カランと陸遜の手から武器が滑り落ちると共に倒れかかる体を慌てて馬から降りて支える。そのまま崩れる陸遜の背を抱え、地面に座り込むと背中に感じた違和感に目を見開いた

「アンタ…まさか…っ!おい、早く医療班を呼べ!!」

怒鳴るように陸遜部隊の数少ない兵士に告げると、兵士達は慌てて本陣に向かう。陸遜の背中に触れた瞬間ぬるりとした温かい何かが付着した。それが大量の血であることは凌統にもすぐにわかった。

「凌‥統殿…」

小刻みに震える手が凌統に伸ばされ、それを強く握り返す。

「私…貴方に、伝えなければ…ならなかった事が…っ」

「…っこれが最後みたいな真似、やめろっつの…!!」

「私…貴方が、凌統殿の事が…っ好…」



陸遜が言い終わる前に、チッと小さく舌打ちしてその薄く開かれる唇を塞いだ。その唇は氷のように冷たくて、熱が溶かされるような感覚にすら陥る。
そっと唇を離すと、苦しさからか嬉しさからか、陸遜の瞳から一粒の涙が流れ、もう呼吸すら儘ならない彼を抱きしめる。

「‥っ陸遜…傍に…居てくれ、俺はアンタが居なきゃ…!!駄目なんだ…っ」

今にも泣き出しそうな凌統の頬に優しく触れ、見つめ合うと2人は惹きつけられるように再び唇を重ねた。
冷たい唇を熱で覆うように深く、深く…
抑えきれない想いを必死にぶつけ、このまま呼吸さえも奪われて貴方に殺されるなら…と陸遜は力無い腕を凌統の後頭部に回した。

最初で最後の口付け。
それは今までで何よりも熱くて、心地が良くて、深い愛を感じられるものだった。



「凌統、殿…今日も‥陽が眩しい、です…ね」

「…っアンタの…笑顔には負けるっ…つの…」

最期に交わした言葉、それは2人にとって大切な、2人だけの挨拶。
それに陸遜は微笑んで、同時にスルリと後頭部から腕が滑り落ちると共にトクン…ッと小さく最期の鼓動を打つ。凌統はまだ温もりの残る小さな体を抱き締めて静かに涙を流した。

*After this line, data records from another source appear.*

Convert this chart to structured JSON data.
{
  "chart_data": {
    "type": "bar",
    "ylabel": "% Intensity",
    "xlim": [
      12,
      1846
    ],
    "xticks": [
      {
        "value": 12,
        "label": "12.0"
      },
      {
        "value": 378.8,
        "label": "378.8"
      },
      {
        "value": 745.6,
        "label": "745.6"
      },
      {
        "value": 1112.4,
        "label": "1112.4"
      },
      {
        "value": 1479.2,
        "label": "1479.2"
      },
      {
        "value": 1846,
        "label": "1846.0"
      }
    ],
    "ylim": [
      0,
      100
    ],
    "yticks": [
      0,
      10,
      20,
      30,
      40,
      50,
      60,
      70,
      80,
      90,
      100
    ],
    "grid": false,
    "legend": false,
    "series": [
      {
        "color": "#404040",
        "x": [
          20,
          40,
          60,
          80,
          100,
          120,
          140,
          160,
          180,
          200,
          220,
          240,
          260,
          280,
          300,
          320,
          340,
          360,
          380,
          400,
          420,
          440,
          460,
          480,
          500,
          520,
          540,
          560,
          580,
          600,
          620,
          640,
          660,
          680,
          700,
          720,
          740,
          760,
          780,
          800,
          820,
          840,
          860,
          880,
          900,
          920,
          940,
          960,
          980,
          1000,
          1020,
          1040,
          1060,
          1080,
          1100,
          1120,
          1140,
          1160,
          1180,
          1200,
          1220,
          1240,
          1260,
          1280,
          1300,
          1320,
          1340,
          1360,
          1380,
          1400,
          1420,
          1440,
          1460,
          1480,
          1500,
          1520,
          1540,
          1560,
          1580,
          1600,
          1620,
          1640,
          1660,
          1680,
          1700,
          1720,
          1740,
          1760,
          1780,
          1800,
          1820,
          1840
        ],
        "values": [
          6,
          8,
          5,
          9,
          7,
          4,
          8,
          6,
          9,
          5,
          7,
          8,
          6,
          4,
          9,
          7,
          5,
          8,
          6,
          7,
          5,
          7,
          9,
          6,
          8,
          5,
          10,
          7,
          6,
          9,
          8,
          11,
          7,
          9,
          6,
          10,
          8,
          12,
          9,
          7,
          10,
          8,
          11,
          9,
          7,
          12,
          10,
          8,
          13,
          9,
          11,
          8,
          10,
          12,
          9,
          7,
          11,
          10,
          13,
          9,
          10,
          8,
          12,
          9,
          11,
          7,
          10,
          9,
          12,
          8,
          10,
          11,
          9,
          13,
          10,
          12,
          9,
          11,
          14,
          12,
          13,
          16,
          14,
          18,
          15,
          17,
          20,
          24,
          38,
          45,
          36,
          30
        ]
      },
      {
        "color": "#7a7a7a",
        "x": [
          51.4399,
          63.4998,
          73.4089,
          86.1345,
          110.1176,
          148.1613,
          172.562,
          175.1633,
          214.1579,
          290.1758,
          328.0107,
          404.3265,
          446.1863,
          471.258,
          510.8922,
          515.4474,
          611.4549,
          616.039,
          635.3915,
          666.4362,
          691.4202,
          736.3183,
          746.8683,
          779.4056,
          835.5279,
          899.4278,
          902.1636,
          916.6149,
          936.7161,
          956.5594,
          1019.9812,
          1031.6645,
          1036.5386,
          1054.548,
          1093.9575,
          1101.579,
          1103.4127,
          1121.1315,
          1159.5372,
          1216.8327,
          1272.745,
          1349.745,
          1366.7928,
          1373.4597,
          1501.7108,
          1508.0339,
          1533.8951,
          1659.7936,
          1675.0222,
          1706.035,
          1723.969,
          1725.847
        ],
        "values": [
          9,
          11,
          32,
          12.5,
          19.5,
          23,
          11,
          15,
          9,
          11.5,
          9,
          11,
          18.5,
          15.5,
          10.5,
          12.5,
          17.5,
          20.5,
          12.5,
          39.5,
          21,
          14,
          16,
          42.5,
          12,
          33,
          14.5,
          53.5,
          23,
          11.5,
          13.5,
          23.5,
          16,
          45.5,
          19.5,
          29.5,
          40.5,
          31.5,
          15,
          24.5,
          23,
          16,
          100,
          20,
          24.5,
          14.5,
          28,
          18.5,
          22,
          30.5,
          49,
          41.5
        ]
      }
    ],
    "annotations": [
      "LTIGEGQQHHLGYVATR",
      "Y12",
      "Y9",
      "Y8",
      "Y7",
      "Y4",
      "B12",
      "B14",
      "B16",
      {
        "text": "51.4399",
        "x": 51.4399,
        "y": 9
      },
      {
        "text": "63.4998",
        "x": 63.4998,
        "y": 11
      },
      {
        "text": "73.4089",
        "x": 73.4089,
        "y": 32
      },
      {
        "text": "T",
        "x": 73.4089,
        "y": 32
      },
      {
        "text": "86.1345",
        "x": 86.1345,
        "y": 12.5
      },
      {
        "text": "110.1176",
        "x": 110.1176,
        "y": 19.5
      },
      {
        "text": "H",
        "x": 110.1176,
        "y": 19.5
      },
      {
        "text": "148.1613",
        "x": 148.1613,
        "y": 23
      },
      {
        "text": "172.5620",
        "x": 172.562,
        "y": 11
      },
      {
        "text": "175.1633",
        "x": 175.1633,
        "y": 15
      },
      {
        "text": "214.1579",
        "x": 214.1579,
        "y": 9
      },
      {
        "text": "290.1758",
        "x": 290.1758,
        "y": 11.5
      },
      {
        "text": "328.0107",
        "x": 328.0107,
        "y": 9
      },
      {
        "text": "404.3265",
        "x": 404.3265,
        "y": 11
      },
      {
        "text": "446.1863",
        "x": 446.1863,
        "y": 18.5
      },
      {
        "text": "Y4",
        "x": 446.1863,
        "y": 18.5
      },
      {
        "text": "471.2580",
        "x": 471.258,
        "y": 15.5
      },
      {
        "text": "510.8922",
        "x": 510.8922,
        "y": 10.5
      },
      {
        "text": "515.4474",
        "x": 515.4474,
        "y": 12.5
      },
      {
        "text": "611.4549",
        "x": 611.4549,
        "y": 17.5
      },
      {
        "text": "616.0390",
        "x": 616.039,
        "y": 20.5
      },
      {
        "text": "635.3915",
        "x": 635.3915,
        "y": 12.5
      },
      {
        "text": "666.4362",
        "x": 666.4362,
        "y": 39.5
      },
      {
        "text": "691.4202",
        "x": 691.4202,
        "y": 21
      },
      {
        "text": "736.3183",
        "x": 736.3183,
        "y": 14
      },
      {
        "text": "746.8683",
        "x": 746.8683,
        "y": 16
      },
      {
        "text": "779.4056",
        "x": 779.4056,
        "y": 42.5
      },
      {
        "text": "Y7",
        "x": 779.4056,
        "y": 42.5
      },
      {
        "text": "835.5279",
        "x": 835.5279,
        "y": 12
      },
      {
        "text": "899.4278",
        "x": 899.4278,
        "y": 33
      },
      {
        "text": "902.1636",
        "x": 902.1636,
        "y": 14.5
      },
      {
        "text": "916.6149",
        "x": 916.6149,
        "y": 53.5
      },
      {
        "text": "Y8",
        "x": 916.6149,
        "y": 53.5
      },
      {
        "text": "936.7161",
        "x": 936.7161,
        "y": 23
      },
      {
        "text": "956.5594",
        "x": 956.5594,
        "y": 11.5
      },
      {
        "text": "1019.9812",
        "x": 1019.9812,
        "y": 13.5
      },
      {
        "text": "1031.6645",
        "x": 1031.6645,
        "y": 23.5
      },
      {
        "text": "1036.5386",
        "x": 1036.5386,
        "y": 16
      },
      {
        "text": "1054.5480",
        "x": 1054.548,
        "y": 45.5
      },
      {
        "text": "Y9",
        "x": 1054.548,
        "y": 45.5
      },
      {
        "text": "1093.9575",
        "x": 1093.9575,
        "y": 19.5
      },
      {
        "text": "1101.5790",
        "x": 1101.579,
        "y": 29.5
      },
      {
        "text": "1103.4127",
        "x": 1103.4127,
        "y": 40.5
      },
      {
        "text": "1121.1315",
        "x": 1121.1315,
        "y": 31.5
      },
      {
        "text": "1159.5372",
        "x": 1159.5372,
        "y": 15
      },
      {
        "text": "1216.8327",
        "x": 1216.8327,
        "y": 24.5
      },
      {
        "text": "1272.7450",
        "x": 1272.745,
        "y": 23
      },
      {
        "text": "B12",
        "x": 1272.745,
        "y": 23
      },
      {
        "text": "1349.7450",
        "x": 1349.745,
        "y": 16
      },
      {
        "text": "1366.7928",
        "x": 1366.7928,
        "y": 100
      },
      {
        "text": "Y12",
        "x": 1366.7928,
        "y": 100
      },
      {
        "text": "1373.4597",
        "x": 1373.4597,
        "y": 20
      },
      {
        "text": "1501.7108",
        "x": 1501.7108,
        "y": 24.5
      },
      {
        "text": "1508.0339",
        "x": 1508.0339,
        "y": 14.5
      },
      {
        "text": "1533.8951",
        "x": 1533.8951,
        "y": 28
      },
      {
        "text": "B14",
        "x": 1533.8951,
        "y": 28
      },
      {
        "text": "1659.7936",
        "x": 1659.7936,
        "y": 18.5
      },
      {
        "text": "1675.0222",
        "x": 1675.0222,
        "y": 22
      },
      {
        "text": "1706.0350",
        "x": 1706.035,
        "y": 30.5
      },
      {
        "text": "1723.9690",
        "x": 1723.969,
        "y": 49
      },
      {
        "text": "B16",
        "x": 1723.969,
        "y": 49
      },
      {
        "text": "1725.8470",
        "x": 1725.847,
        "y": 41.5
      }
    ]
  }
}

出来るならば…もっと、貴方の傍に…居たかった…――。


まるで眠っているだけのような陸遜を抱えて凌統は歩き、それを待っていた甘寧が壁に預けていた背を離すと陸遜の死に悲しみと怒りを抑えながら、一番辛い凌統の肩に腕を回して何も言葉を交わさぬままゆっくりと、ただ歩いた。